Ciudadanos Destacados Política y gobierno

De mujeres liberales

Isabel Turrent
14 Oct. 2018

Todavía no se conocían las cifras desglosadas de la minoría de votantes que habían llevado a Donald Trump al poder con ayuda del Colegio Electoral, cuando millones de mujeres salieron a la calle en Estados Unidos para defender sus derechos y protestar por el resultado de la elección. Tenían razón. La campaña de Trump había roto los límites retóricos de la civilidad elemental que prevalecía antes de su irrupción en la política, usado los recursos financieros de poderosos grupos que apoyan a los republicanos, y había adoptado una nueva estrategia: la compra de datos de usuarios de internet para bombardear a su base -y a los indecisos- con mentiras y teorías conspiratorias.

Esta guerra digital estaba teñida, como la campaña por las elecciones parlamentarias ahora, de un racismo descarnado y, dado que su oponente demócrata era una mujer, de una misoginia que nadie se había atrevido a enarbolar abiertamente en una campaña política en la historia moderna de ese país.

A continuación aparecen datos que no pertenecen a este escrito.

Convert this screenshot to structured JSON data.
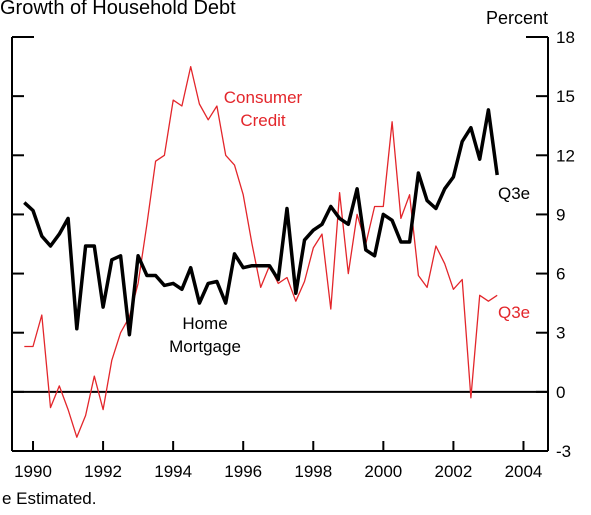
{
  "chart_data": {
    "type": "line",
    "title": "Growth of Household Debt",
    "y_axis_label": "Percent",
    "footnote": "e Estimated.",
    "annotations": [
      "Consumer",
      "Credit",
      "Home",
      "Mortgage",
      "Q3e",
      "Q3e"
    ],
    "x": [
      1989.75,
      1990,
      1990.25,
      1990.5,
      1990.75,
      1991,
      1991.25,
      1991.5,
      1991.75,
      1992,
      1992.25,
      1992.5,
      1992.75,
      1993,
      1993.25,
      1993.5,
      1993.75,
      1994,
      1994.25,
      1994.5,
      1994.75,
      1995,
      1995.25,
      1995.5,
      1995.75,
      1996,
      1996.25,
      1996.5,
      1996.75,
      1997,
      1997.25,
      1997.5,
      1997.75,
      1998,
      1998.25,
      1998.5,
      1998.75,
      1999,
      1999.25,
      1999.5,
      1999.75,
      2000,
      2000.25,
      2000.5,
      2000.75,
      2001,
      2001.25,
      2001.5,
      2001.75,
      2002,
      2002.25,
      2002.5,
      2002.75,
      2003,
      2003.25
    ],
    "series": [
      {
        "name": "Home Mortgage",
        "color": "#000000",
        "width": 3.5,
        "values": [
          9.6,
          9.2,
          7.9,
          7.4,
          8.0,
          8.8,
          3.2,
          7.4,
          7.4,
          4.3,
          6.7,
          6.9,
          2.9,
          6.9,
          5.9,
          5.9,
          5.4,
          5.5,
          5.2,
          6.3,
          4.5,
          5.5,
          5.6,
          4.5,
          7.0,
          6.3,
          6.4,
          6.4,
          6.4,
          5.7,
          9.3,
          5.0,
          7.7,
          8.2,
          8.5,
          9.4,
          8.8,
          8.5,
          10.3,
          7.2,
          6.9,
          9.0,
          8.7,
          7.6,
          7.6,
          11.1,
          9.7,
          9.3,
          10.3,
          10.9,
          12.7,
          13.4,
          11.8,
          14.3,
          11.0
        ]
      },
      {
        "name": "Consumer Credit",
        "color": "#e3262b",
        "width": 1.3,
        "values": [
          2.3,
          2.3,
          3.9,
          -0.8,
          0.3,
          -0.9,
          -2.3,
          -1.2,
          0.8,
          -0.9,
          1.6,
          3.0,
          3.8,
          5.5,
          8.5,
          11.7,
          12.0,
          14.8,
          14.5,
          16.5,
          14.6,
          13.8,
          14.5,
          12.0,
          11.5,
          10.0,
          7.5,
          5.3,
          6.4,
          5.5,
          5.8,
          4.6,
          5.6,
          7.3,
          8.0,
          4.2,
          10.1,
          6.0,
          9.0,
          7.5,
          9.4,
          9.4,
          13.7,
          8.8,
          10.0,
          5.9,
          5.3,
          7.4,
          6.5,
          5.2,
          5.7,
          -0.3,
          4.9,
          4.6,
          4.9
        ]
      }
    ],
    "xlim": [
      1989.4,
      2004.7
    ],
    "ylim": [
      -3,
      18
    ],
    "xticks": [
      1990,
      1992,
      1994,
      1996,
      1998,
      2000,
      2002,
      2004
    ],
    "yticks": [
      -3,
      0,
      3,
      6,
      9,
      12,
      15,
      18
    ],
    "zero_line": 0
  }
}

Trump no buscó derrotar a su oponente, más inteligente y preparada que él, con argumentos o programas de gobierno, sino que emprendió la demolición (genérica) de Hillary Clinton como ser humano.

Y lo logró. Sus seguidores corean y festejan aún ahora el llamado a “encarcelarla”. Ni siquiera una grabación donde Trump alardeaba de hacer con las mujeres lo que quería porque era famoso disuadió a sus votantes cautivos: 53% de los hombres y 62% de los hombres blancos estadounidenses votaron por Trump.

Ese 21 de enero de 2017 las mujeres salieron a la calle (significativamente no llevaban mensajes de apoyo a Clinton), y meses después, empezaron a denunciar el acoso y los ataques sexuales que habían sufrido. Surgió el movimiento #MeToo (Yo también).

Algunos ofensores seriales perdieron su trabajo y su prestigio, pero a la vuelta de los meses, muchos otros han renacido de sus cenizas y han encontrado medios para publicar sus quejas y narrar cómo las acusaciones de sus víctimas habían “destruido” sus vidas. Sin mostrar, por cierto, ni comprensión de lo que hicieron (la confusión parece una epidemia que afecta la memoria de estos hombres que practican una masculinidad tóxica), ni empatía por las vidas de las mujeres que ellos destruyeron con sus actos. El último de ellos es el juez Brett Kavanaugh, que ocupa un asiento en la Suprema Corte, a pesar de las acusaciones de abuso sexual en su contra que Christine Blasey Ford expuso en el Senado.

#MeToo no tiene mucho que festejar. En Estados Unidos, Trump puede mantener el control del Senado en las elecciones de noviembre y Kavanaugh, y los jueces de derecha que son ahora mayoría en la Suprema Corte, apoyarán cualquier legislación en contra de los derechos de las mujeres.

En el resto del mundo, la misoginia se ha vuelto también parte del recetario de los populistas de ultraderecha. Entre otros, Jair Bolsonaro en Brasil y Matteo Salvini en Italia ejercen una amenazante retórica sexual para disminuir y amedrentar a las mujeres, especialmente a las que tienen puestos políticos. Y aquí en México, la vida de las mujeres parece desechable. Tan sólo el sicópata de Ecatepec mató con impunidad a 20 mujeres antes de que lo atraparan.

El problema de esta era de la posverdad es que los racistas y sexistas han dejado de ser grupos marginales, perdidos en las redes sociales, y sin influencia política. El ascenso de políticos iliberales en los últimos años ha puesto en evidencia, no sólo el apego de muchos votantes al autoritarismo, sino la permanencia del sexismo y el racismo entre el electorado que ha legitimado esos prejuicios con su voto.

Como si la historia fuera cíclica, las mujeres estamos de regreso en el pasado. En una situación paralela a la de las sufragistas que pelearon en Inglaterra por decenios, y por cualquier medio, para conseguir el voto. Esta vez la lucha tendrá que derribar las creencias irracionales que sustentan el mito de la inferioridad femenina -desde supuestas teorías genéticas y biológicas, hasta usos y costumbres que han convertido a las mujeres en moneda de cambio o seres mutilados física y emocionalmente-. Hasta que, parafraseando a Roxane Gay*, el tejido cultural de cada sociedad destruya los hilos de la misoginia, y valore a las mujeres a tal grado que ofenderlas, agredirlas sexualmente o discriminarlas sea no sólo inaceptable, sino impensable.

* I Thought Men…,

The New York Times, octubre 5, 2018.